A contract for change?
Despite the home select committee’s call for the government to act immediately to improve housing conditions for asylum seekers, there has been little progress over the past ten months since the recommendation was made. The Home Office only responded to the committee’s findings last month, and said that the improvements they announced back in December 2016 – which will not come into effect until the current contracts end in 2019 – already met some of the MP’s criticisms.
As reported in the media, the Home Office recently invited private companies to bid for new housing contracts worth between £3 billion to £4 billion. This is more than double the yearly cost of the existing contract when it was first awarded in separate lots to G4s and other providers, Serco and Clearsprings.

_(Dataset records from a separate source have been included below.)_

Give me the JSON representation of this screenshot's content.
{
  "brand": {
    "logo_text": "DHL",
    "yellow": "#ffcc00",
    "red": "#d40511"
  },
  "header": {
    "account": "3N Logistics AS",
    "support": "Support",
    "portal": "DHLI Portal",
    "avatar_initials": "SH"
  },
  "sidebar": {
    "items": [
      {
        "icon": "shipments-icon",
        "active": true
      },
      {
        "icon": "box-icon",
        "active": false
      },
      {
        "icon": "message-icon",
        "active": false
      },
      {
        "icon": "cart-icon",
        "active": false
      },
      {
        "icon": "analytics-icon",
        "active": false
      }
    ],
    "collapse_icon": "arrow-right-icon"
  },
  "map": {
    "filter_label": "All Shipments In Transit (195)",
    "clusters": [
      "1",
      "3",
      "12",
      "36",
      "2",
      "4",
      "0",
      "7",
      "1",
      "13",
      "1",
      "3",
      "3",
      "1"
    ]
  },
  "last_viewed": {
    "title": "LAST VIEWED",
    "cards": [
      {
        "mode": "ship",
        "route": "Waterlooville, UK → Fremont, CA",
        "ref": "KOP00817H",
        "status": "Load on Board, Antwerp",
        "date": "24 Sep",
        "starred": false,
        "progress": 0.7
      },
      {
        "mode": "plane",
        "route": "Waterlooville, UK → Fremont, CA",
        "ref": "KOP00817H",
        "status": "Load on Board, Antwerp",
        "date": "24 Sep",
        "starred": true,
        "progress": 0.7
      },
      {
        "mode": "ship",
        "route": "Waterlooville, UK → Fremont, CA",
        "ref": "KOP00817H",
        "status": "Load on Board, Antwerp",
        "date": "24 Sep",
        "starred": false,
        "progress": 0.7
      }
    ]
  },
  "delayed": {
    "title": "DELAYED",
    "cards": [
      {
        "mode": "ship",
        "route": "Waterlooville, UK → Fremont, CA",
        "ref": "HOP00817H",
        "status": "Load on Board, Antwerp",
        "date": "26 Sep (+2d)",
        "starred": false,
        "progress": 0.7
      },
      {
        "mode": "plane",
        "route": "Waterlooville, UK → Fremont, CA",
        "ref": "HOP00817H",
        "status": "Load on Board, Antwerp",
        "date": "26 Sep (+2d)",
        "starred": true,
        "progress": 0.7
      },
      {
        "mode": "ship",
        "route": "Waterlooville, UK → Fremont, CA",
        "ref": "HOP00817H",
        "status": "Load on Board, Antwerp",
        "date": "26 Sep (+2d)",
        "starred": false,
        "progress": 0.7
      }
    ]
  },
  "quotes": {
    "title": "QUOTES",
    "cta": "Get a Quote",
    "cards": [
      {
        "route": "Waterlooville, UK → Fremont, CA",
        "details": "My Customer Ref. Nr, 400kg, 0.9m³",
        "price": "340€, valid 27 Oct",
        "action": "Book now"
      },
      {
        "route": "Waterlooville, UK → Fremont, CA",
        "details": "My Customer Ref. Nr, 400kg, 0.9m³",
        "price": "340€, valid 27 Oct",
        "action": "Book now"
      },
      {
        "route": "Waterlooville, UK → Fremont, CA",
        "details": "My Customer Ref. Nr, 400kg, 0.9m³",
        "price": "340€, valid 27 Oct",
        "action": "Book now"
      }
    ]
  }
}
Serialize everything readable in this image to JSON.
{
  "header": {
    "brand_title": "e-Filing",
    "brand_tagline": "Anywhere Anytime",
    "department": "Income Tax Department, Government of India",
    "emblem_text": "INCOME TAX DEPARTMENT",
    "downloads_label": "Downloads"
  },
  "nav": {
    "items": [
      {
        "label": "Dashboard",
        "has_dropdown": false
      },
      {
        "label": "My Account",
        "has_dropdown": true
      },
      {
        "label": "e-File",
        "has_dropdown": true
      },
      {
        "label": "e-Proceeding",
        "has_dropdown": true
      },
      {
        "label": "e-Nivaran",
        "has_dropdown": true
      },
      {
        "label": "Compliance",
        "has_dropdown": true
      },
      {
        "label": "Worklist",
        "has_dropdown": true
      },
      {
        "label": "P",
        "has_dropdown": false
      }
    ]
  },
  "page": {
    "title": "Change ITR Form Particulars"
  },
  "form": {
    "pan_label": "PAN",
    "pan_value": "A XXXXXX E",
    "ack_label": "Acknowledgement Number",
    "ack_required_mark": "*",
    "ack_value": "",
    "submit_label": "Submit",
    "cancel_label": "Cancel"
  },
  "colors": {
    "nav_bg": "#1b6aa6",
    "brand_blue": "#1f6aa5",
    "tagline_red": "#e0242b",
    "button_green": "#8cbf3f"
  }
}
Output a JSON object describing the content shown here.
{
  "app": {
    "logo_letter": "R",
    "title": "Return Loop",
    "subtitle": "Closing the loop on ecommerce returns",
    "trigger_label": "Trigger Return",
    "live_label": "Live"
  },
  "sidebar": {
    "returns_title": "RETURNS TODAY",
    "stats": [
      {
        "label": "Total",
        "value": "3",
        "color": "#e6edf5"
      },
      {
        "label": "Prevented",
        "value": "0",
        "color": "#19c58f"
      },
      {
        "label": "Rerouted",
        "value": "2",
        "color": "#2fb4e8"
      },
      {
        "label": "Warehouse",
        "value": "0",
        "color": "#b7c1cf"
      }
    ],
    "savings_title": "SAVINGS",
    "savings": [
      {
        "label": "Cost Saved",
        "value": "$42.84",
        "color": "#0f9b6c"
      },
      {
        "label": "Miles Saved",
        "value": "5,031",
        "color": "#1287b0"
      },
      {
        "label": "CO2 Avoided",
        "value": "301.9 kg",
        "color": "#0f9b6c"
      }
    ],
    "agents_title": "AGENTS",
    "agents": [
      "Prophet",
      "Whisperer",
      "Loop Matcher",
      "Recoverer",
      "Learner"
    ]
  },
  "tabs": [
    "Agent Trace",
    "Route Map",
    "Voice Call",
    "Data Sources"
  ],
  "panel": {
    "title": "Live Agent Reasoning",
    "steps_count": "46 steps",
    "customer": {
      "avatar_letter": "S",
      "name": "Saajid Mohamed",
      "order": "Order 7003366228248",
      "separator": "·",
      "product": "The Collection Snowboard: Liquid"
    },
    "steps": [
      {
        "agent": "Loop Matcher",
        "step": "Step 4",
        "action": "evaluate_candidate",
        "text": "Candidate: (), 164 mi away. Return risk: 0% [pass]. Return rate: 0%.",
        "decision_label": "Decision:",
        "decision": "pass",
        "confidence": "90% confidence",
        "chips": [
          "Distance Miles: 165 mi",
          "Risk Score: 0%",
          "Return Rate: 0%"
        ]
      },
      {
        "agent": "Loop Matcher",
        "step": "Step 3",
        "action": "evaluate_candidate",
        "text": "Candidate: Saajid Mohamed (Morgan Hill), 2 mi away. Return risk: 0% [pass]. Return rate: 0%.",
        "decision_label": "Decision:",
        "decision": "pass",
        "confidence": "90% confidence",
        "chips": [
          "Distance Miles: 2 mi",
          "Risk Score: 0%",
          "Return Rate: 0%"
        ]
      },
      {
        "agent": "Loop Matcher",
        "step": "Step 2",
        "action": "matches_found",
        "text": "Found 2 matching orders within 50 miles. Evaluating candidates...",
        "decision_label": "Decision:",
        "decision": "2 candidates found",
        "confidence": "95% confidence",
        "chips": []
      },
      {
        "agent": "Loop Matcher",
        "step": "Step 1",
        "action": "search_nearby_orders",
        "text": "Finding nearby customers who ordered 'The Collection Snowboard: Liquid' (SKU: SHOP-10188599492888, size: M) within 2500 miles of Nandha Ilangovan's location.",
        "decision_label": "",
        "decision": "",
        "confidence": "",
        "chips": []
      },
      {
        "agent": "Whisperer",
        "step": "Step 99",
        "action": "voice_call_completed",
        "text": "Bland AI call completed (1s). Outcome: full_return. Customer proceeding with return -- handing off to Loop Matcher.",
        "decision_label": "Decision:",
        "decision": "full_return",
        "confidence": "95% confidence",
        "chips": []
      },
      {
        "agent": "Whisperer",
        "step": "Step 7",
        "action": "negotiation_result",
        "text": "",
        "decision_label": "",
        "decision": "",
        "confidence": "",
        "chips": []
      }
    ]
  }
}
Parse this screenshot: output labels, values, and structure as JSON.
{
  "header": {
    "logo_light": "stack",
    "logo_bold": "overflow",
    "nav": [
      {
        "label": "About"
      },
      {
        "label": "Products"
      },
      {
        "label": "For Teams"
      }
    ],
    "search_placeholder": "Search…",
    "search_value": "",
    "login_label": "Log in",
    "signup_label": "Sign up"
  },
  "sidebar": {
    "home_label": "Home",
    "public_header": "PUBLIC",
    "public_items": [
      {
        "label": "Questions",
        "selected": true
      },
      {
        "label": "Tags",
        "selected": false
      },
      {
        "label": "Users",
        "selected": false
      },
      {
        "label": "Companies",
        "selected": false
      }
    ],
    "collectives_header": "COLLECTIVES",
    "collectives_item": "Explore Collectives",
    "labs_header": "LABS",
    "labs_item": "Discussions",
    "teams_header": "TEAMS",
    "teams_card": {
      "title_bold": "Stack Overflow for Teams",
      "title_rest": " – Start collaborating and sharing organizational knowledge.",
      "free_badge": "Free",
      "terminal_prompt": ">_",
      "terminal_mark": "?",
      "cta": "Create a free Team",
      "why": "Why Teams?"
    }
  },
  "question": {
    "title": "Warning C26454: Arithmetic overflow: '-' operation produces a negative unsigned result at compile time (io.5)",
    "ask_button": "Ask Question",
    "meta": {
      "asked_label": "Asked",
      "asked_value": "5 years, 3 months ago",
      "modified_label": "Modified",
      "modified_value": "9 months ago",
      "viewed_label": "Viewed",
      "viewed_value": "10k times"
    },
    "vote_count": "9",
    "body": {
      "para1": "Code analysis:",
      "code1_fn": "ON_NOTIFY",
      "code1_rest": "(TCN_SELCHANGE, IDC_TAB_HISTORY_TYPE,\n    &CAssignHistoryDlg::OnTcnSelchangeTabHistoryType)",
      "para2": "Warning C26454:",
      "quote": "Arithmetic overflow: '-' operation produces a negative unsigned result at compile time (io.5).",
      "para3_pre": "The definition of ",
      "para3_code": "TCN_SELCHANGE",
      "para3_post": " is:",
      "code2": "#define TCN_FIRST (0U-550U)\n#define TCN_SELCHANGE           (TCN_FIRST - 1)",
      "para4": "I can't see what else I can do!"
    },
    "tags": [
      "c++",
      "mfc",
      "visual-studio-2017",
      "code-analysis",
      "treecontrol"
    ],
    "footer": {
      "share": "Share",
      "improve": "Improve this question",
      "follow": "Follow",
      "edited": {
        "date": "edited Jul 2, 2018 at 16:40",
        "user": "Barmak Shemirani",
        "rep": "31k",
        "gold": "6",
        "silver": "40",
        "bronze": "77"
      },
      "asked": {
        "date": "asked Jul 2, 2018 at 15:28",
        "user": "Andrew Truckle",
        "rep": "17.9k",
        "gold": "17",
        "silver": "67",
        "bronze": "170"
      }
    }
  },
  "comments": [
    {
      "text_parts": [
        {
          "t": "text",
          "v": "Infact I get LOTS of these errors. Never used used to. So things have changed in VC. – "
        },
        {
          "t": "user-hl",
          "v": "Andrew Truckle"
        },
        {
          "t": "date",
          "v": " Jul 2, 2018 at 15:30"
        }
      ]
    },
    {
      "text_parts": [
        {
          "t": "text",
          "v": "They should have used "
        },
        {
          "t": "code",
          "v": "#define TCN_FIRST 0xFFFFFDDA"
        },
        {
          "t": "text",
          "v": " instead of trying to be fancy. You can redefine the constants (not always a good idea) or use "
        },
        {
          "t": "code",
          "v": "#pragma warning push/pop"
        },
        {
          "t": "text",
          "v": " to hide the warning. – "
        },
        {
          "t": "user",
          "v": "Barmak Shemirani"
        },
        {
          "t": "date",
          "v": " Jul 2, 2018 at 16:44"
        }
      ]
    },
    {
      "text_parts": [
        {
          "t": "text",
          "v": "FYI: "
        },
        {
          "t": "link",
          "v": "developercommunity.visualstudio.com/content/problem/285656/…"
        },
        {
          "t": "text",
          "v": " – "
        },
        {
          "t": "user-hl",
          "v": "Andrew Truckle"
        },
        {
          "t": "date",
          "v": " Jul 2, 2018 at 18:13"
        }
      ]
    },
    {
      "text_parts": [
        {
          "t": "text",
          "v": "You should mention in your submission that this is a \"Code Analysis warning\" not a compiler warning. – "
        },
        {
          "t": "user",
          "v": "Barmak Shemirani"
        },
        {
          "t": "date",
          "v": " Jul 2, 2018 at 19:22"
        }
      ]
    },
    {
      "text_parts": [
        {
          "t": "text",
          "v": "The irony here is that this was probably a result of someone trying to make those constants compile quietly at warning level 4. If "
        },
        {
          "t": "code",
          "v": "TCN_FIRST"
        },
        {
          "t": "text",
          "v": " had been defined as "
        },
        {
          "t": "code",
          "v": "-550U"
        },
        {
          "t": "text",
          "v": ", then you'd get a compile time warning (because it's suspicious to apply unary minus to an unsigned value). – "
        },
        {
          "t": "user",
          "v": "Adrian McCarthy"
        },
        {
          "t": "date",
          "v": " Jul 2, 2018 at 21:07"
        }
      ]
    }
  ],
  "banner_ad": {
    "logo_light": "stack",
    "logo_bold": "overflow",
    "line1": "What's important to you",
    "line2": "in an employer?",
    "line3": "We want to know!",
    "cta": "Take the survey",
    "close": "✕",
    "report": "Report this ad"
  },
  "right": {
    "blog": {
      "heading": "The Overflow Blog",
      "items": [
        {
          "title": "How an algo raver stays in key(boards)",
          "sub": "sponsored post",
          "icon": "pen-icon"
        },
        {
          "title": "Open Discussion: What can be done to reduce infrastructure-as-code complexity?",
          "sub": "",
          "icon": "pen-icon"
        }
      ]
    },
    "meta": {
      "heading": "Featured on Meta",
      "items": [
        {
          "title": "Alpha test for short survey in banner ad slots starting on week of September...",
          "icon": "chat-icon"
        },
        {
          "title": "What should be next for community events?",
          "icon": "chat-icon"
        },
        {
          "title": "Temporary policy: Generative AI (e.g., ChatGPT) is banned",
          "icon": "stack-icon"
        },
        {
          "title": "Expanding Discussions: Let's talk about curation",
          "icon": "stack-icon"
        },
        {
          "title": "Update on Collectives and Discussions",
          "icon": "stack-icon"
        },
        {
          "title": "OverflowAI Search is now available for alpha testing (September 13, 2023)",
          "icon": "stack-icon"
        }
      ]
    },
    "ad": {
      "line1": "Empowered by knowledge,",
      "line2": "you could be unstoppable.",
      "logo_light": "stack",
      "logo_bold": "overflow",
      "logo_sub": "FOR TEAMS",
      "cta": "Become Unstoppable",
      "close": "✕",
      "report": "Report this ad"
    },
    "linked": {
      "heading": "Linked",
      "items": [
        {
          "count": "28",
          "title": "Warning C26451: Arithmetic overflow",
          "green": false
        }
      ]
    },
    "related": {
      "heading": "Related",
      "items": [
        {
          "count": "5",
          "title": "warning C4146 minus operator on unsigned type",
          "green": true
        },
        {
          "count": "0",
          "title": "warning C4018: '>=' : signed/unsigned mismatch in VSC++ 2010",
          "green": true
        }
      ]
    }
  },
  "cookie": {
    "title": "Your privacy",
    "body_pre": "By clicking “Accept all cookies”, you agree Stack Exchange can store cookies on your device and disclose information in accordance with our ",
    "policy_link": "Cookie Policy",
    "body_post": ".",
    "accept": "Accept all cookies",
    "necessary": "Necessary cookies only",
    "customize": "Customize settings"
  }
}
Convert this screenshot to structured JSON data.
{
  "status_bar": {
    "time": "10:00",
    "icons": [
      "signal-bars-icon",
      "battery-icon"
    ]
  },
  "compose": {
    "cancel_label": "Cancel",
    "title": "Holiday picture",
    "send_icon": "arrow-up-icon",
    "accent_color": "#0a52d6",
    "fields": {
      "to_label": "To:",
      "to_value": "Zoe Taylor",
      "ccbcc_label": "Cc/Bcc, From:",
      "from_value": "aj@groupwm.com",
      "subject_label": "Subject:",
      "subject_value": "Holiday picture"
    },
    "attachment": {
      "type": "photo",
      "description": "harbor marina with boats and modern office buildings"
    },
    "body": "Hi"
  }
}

As the government awards these new contracts – which will decide the future of housing for refugees for the next decade – it has the opportunity to reform the systemically unsafe, unsanitary, and insecure housing in which it forces asylum seekers to live. As 30 leading refugee and asylum seeker charities called for last week in a letter to the Home Secretary, the government must give local authorities more power and independent oversight of housing in their areas to ensure that it is fair, accountable and inclusive of communities and people’s individual needs.
The Home Office must meet its self-declared commitment of providing accommodation that is “safe, habitable, fit for purpose and adequately equipped.” A safe, secure home for those vulnerable people seeking sanctuary in the UK is a necessity and a right – and for the government, providing proper shelter to people seeking international protection is a legal obligation.
Migrants Organise is currently working with migrant and refugee communities in the Yorkshire and Humber region, as well as across the country, to support them in campaigning for improvements to Home Office-contracted housing provided by private firms G4S, Serco, and Clearsprings.